Kaideon frunció el ceño ligeramente; hace un momento, había liderado un patrullaje de vuelo en su ruta, pero entonces había sentido algo, una especie de aura oscura que se derramaba y dejaba un terrible hedor en el aire.
Fue solo por un instante fugaz, pero Kaideon confiaba más en sus instintos que en cualquier otra cosa en todos sus siglos de existencia,
Sus instintos lo habían salvado de muchas situaciones en las que de otra manera se habría encontrado muerto.
Así que Kaideon había interrumpido la formación de vuelo sin dudarlo y voló solo en busca del origen de esa aura, ni siquiera se había dado cuenta de que sus subordinados lo habían seguido preocupados.
—He dicho a los demás que esperen atrás, si sientes algo extraño, iremos contigo a comprobarlo —dijo Coran en un susurro bajo.
Nuevamente, Kaideon no respondió; por un momento simplemente miraba adelante, había perseguido esa aura oscura durante la mayor parte de una hora y solo había aterrizado tras perder su rastro.
El rastro había desaparecido justo aquí y por eso Kaideon estaba seguro de que había algo extraño en algún lugar…
Nunca se había quedado atrás en una persecución antes, quienquiera o lo que fuera que perseguía había hecho algo para desviarle.
Ahora Kaideon solo podía escudriñar su entorno y esperar encontrar un rastro; de lo contrario, si volvía sin entender qué había desencadenado sus instintos, no podría descansar tranquilo.
Había una profunda mueca de preocupación sobre el rostro de Kaideon; por más que lo intentaba, no podía retomar el rastro que había perdido.
El aire estaba limpio, ese terrible hedor había desaparecido por completo, lo cual no debería haber sido posible, pero esa era precisamente la realidad.
Kaideon gruñía silenciosamente otra vez, tal como lo había hecho en su forma de dragón.

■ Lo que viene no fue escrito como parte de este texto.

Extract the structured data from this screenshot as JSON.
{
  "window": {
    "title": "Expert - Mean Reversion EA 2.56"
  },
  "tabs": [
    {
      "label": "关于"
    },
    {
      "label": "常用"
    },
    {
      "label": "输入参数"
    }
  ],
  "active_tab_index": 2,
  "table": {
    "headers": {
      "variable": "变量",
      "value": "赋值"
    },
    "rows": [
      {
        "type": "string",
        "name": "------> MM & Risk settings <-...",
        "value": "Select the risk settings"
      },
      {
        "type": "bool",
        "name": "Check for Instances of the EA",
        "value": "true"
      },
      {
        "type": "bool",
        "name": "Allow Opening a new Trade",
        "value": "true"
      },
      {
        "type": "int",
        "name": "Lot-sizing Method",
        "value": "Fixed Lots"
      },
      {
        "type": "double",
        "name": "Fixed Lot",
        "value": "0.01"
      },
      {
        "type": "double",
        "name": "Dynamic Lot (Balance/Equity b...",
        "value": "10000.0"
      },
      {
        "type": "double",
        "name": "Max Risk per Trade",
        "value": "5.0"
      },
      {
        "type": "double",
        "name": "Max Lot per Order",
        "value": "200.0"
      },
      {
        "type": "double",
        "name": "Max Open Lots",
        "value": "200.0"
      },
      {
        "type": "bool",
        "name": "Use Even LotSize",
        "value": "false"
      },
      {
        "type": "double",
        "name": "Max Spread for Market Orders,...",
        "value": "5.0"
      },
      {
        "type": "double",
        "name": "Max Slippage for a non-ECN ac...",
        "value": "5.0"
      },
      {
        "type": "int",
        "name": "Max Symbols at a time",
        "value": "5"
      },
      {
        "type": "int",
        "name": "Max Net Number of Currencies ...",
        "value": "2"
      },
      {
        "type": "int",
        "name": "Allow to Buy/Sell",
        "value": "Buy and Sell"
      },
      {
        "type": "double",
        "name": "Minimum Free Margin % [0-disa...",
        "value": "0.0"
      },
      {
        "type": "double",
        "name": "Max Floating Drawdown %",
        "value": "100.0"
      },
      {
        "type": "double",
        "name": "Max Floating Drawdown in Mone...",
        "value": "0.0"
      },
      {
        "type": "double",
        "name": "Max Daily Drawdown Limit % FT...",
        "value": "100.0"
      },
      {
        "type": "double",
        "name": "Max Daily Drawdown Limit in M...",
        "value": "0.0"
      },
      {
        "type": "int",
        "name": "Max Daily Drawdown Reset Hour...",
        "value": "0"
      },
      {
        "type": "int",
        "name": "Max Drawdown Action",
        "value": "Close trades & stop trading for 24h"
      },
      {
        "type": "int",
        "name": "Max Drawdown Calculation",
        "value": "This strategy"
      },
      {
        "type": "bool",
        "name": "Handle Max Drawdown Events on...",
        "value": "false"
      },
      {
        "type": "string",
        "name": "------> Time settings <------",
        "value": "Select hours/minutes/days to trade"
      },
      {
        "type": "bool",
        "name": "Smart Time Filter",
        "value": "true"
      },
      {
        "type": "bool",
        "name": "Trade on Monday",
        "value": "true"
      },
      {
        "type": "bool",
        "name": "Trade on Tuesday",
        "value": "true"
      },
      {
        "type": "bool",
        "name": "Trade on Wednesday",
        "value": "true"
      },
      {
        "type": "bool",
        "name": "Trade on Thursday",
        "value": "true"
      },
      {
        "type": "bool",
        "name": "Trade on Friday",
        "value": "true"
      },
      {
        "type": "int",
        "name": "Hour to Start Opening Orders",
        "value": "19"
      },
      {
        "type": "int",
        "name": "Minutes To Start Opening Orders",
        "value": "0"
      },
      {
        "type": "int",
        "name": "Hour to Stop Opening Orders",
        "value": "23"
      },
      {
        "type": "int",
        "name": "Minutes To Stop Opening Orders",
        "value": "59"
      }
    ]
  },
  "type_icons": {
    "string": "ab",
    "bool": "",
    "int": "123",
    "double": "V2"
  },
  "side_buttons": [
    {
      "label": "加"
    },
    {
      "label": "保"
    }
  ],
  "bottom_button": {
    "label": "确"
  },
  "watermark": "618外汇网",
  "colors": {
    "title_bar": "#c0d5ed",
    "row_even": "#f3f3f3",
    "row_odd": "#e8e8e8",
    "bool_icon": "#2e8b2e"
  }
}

Habría exclamado de rabia, pero ya no era posible para él; hacía mucho tiempo que había perdido la habilidad del habla, Kaideon no estaba seguro si todavía recordaba cómo formar palabras.
Aparte de los ocasionales gruñidos de molestia y soplidos silenciosos, Kaideon no decía nada más… no era que Kaideon no pudiera hablar,
Tantos años antes de este tiempo, había jurado no volver a decir ni una palabra y había mantenido su voto hasta el día de hoy.
—Kaideon… hemos patrullado las dunas todos los días durante las horas de la patrulla, si hay algo aquí afuera, lo habríamos visto durante el vuelo —dijo uno de sus subordinados.
—Una tormenta de arena se aproxima, no queremos quedar atrapados en ella —El tercero de los subordinados de Kaideon que aún no había dicho nada por fin habló, su nombre era Rodvan.
Kaideon gruñía otra vez mientras avanzaba, era alguien que no podía dejar de lado la sospecha una vez que se había arraigado, si iba a regresar, aún necesitaba asegurarse de que no había nada allí fuera.
Con un meneo de su cabeza, Kaideon levantó una mano y les hizo señas para que sus subordinados se dispersaran.
Ellos obedecían sin más preguntas, dirigiéndose en cuatro direcciones diferentes, escudriñaban el desierto, Kaideon tomando la dirección que le parecía más sospechosa.
Mientras caminaba hacia adelante, sentía una inquietud en el fondo de su estómago, y cuando no percibía nada fuera de lo común, solo le hacía sentirse más inquieto.
—¡Aquí! —Rodvan llamaba desde la distancia.
Kaideon se giraba inmediatamente y se apresuraba hacia Rodvan, al igual que los otros dos, llegando para encontrar a Rodvan observando una gran huella… tan grande, que rivalizaba con la de un dragón.
Algo gigantesco y aterrador había pasado por este desierto, y aunque la tormenta de arena había barrido la mayoría de las huellas… había dejado solo esta evidencia detrás.
—¿Dragón? —Preguntó con esperanza Coran pero todos sabían mejor.
—Esto no fue un dragón, Coran —dijo Rodvan en un tono sombrío.
—Si no es un dragón, ¿qué podría ser? —preguntó Orin, todas las miradas volviéndose para posarse en Kaideon.
El señor de las dunas conocía todas las bestias que merodeaban las dunas mejor que nadie, tanto grandes como pequeñas… si alguien podía saber qué era, solo podía ser Kaideon.
No obstante, todos quedaron decepcionados cuando Kaideon negaba con la cabeza para significar que él mismo no sabía, y si el Señor de las Dunas no sabía… entonces significaba problemas.